There’s more grim news for an environment that’s just trying to get by under a Trump administration that keeps dismantling regulations designed to protect it: the President’s latest move is to make major changes that significantly weaken the Endangered Species Act.
It’s a move that environmental experts say has the potential to harm plants and animals across the U.S., especially since it comes during a time when it’s not exactly easy to be a plant or animal on this planet. A recent report from the United Nations found that a staggering 1 million species are at risk of extinction, largely thanks to human factors including overfishing, poaching, logging, mining, pollution and farming with harmful pesticides.
Seems Like a Good Time to Strengthen The Endangered Species Act, Then?
It sure does! Ever since Nixon signed the Act back in 1973, the law has received support from both sides of the aisle for often effectively executing its goal to identify threatened animal populations and prevent their extinction.
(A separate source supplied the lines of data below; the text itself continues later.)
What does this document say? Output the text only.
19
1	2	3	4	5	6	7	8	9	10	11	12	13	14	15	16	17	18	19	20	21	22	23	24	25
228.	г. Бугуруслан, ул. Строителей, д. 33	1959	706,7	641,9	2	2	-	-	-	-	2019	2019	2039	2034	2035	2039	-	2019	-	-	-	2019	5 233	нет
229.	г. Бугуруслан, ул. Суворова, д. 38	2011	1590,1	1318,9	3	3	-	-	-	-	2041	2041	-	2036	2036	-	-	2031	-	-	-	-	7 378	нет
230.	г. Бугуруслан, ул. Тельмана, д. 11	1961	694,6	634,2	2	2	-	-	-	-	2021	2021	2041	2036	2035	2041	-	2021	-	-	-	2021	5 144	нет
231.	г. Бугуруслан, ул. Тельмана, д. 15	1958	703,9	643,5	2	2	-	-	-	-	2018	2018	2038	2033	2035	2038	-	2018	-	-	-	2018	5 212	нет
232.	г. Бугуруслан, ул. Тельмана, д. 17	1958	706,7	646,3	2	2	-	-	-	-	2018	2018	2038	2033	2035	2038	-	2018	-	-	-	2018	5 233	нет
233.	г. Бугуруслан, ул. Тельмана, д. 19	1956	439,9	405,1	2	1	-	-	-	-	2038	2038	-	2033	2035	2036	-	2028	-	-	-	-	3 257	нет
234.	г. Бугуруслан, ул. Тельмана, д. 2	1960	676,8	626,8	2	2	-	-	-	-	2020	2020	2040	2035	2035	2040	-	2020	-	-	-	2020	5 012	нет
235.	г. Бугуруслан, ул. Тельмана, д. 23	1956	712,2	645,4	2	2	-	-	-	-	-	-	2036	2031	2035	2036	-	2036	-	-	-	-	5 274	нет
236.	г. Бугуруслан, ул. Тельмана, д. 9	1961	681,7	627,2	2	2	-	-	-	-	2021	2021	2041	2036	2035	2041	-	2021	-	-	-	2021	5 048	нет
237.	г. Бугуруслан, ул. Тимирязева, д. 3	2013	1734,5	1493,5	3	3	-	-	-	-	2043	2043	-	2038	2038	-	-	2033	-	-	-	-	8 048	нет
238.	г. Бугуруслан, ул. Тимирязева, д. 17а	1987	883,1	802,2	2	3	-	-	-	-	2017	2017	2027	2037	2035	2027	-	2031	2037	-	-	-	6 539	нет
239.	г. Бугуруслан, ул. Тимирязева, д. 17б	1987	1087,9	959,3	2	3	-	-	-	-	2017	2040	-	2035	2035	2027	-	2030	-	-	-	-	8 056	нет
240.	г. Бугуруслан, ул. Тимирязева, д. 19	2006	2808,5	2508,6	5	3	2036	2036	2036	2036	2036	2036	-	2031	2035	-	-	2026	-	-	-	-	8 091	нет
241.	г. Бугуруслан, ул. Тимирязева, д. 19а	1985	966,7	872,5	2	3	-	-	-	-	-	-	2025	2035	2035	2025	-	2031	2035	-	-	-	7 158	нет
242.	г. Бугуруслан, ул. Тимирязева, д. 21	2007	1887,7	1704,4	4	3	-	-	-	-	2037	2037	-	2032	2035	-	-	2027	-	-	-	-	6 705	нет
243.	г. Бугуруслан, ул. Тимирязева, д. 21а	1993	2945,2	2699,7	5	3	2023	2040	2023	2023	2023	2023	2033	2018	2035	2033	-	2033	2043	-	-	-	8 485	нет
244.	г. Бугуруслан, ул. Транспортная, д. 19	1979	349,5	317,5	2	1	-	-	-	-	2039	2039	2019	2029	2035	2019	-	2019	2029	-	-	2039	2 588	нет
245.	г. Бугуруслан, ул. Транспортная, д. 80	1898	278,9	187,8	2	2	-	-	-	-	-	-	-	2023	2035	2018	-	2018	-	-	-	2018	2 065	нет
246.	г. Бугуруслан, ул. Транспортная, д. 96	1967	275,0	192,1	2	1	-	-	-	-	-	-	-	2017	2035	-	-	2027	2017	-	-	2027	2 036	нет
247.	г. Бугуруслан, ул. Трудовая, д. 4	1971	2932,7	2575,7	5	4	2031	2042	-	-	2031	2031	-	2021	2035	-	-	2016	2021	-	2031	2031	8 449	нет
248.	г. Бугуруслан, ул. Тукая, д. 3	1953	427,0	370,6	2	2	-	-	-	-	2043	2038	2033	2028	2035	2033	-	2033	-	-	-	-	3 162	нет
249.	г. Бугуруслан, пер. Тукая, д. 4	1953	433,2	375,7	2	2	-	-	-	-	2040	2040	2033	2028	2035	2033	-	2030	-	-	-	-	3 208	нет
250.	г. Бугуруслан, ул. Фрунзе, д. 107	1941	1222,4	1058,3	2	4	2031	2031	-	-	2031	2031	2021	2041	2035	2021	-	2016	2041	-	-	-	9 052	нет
It’s largely credited with helping several populations including brown pelicans, whopping cranes, gray whales, grizzly bears, peregrine falcons and bald eagles come back from the brink of extinction.
But policy makers and businesspeople with interests in industries including logging, oil, property development and ranching have long argued that the ESA has too many protections that prevent them from doing business. The Trump Administration has been indicating it would look to roll back some of those restrictions, and this week, they finally did.
What are the Changes?
The changes come in the form of subtle wording shifts to the law, so the on-the-ground differences will depend on how lawmakers continue to interpret the language of the act. But many experts are worried that the new guidelines will make it easier to minimize the protections that endangered and threatened species receive.
One of the biggest worries is that many of the language shifts could help regulators ignore climate change when deciding which species to list as threatened or endangered, largely because climate change is often falsely viewed as a long-term threat rather than one damaging ecosystems already.
It will also allow regulators to factor in the economic consequences of putting an animal on a list that would garner it protection. For example, let’s say a group of oil companies would have to spend a little extra in order to comply with protections for an endangered species in a protected wetland. For the first time, regulators could use that as a factor to deny the species the protection it needs to prevent extinction.
Overall, it may be a while until we see exactly how these changes affect threatened populations. But since it’s a time when it’s downright dangerous for many plants and animals to live on a warming, polluted planet, it’s also a good time to pressure your representatives to keep the Trump administration from rolling back any more environmental protections.